There was no single catalyst for the rally. Equities benefited from new stimulus from the European Central Bank (ECB), positive economic data out of China, the expectation for more equity purchases by Japanese pension funds and better-than-expected earnings in the United States. Going forward, we think stocks can make further gains, and would continue to favor Japanese equities while adopting a more constructive stance on U.S. consumer stocks.
A Shift in Sentiment
Sentiment continued to improve last week with investors taking solace in the potential for expanded bond buying by the ECB, a respectable Chinese gross domestic product (GDP) report and more buying of domestic stocks by Japanese pension funds.

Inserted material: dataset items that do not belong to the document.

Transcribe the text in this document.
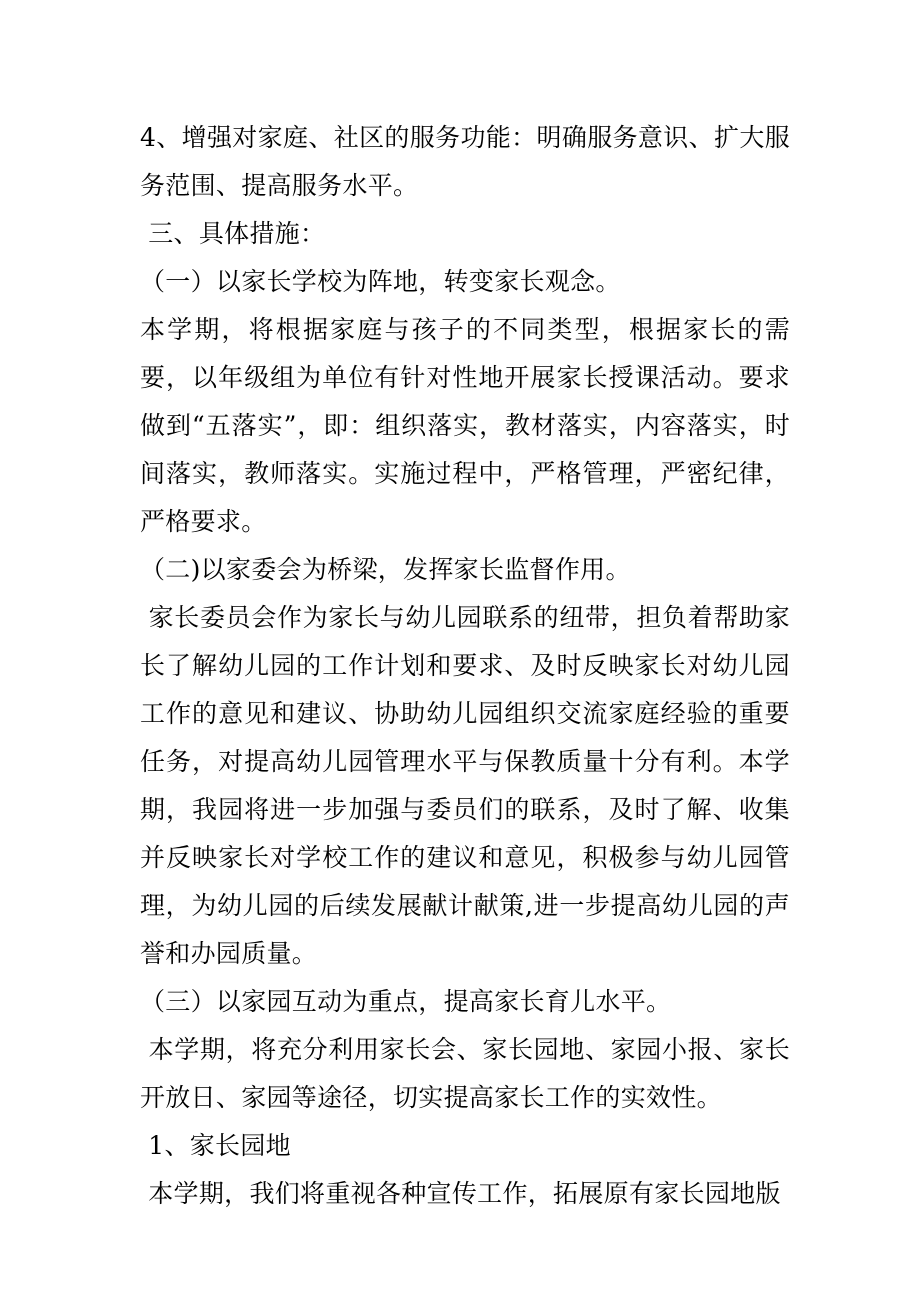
4、增强对家庭、社区的服务功能：明确服务意识、扩大服务范围、提高服务水平。

三、具体措施：

（一）以家长学校为阵地，转变家长观念。

本学期，将根据家庭与孩子的不同类型，根据家长的需要，以年级组为单位有针对性地开展家长授课活动。要求做到“五落实”，即：组织落实，教材落实，内容落实，时间落实，教师落实。实施过程中，严格管理，严密纪律，严格要求。

（二)以家委会为桥梁，发挥家长监督作用。

家长委员会作为家长与幼儿园联系的纽带，担负着帮助家长了解幼儿园的工作计划和要求、及时反映家长对幼儿园工作的意见和建议、协助幼儿园组织交流家庭经验的重要任务，对提高幼儿园管理水平与保教质量十分有利。本学期，我园将进一步加强与委员们的联系，及时了解、收集并反映家长对学校工作的建议和意见，积极参与幼儿园管理，为幼儿园的后续发展献计献策,进一步提高幼儿园的声誉和办园质量。

（三）以家园互动为重点，提高家长育儿水平。

本学期，将充分利用家长会、家长园地、家园小报、家长开放日、家园等途径，切实提高家长工作的实效性。

1、家长园地

本学期，我们将重视各种宣传工作，拓展原有家长园地版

Equities also benefited from generally positive earnings reports from U.S. companies. To be sure, there were some notable disappointments — namely, IBM, McDonald’s and Coca-Cola — but most companies are beating expectations. So far, with 30% of S&P 500 companies having reported, earnings have grown 11.3% and revenue by 5.1%, beating expectations of 5% and 1%, respectively. Notable winners included Apple and Caterpillar, which raised its full-year guidance on expectations for better global growth. All of this was welcome news for investors worried about how a stronger dollar and slower growth might impact U.S. earnings.
Stocks were not the only asset class to benefit from the change in sentiment. Fixed income flows were $7.8 billion last week, and aside from Treasury funds, the greatest inflows were into high yield funds. As we suggested a few weeks ago, high yield became attractive during the recent sell-off. Since then, high yield bonds have rallied and the spreads versus Treasury bond yields have contracted by over 60 basis points (0.60%).

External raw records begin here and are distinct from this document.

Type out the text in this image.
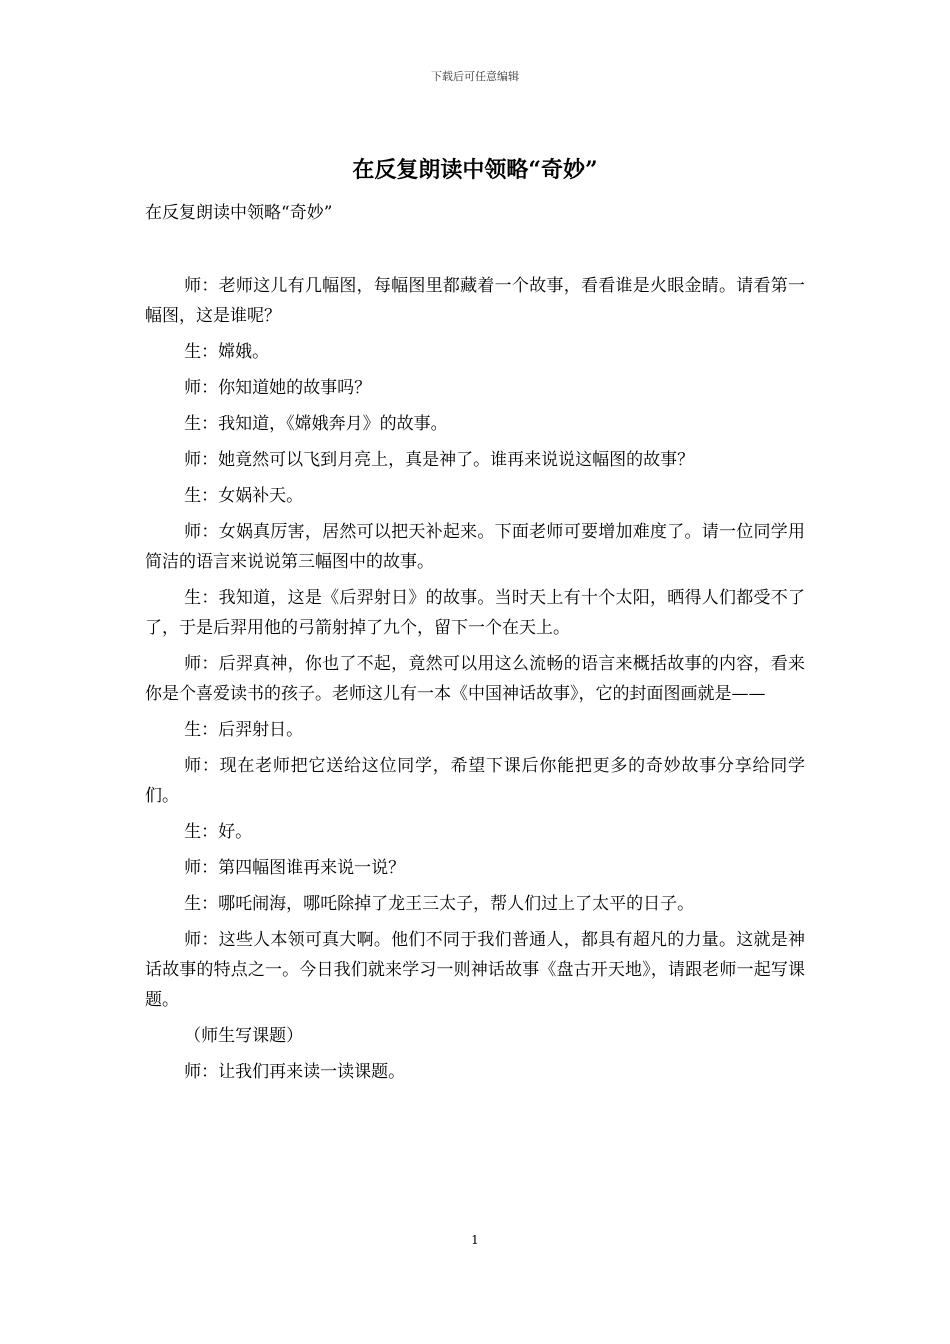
下载后可任意编辑
在反复朗读中领略“奇妙”

在反复朗读中领略“奇妙”

师：老师这儿有几幅图，每幅图里都藏着一个故事，看看谁是火眼金睛。请看第一幅图，这是谁呢？

生：嫦娥。

师：你知道她的故事吗？

生：我知道，《嫦娥奔月》的故事。

师：她竟然可以飞到月亮上，真是神了。谁再来说说这幅图的故事？

生：女娲补天。

师：女娲真厉害，居然可以把天补起来。下面老师可要增加难度了。请一位同学用简洁的语言来说说第三幅图中的故事。

生：我知道，这是《后羿射日》的故事。当时天上有十个太阳，晒得人们都受不了了，于是后羿用他的弓箭射掉了九个，留下一个在天上。

师：后羿真神，你也了不起，竟然可以用这么流畅的语言来概括故事的内容，看来你是个喜爱读书的孩子。老师这儿有一本《中国神话故事》，它的封面图画就是——

生：后羿射日。

师：现在老师把它送给这位同学，希望下课后你能把更多的奇妙故事分享给同学们。

生：好。

师：第四幅图谁再来说一说？

生：哪吒闹海，哪吒除掉了龙王三太子，帮人们过上了太平的日子。

师：这些人本领可真大啊。他们不同于我们普通人，都具有超凡的力量。这就是神话故事的特点之一。今日我们就来学习一则神话故事《盘古开天地》，请跟老师一起写课题。

（师生写课题）

师：让我们再来读一读课题。

1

One of the reasons for the rebound in high yield is the lack of yield in other segments of the fixed income markets. With inflation remaining low throughout the world — core U.S. inflation in September came in at just 1.7%, below the Fed’s target — the yield on more traditional bonds remains stuck at low levels. This has left investors, once again, stretching for sources of income in their portfolios.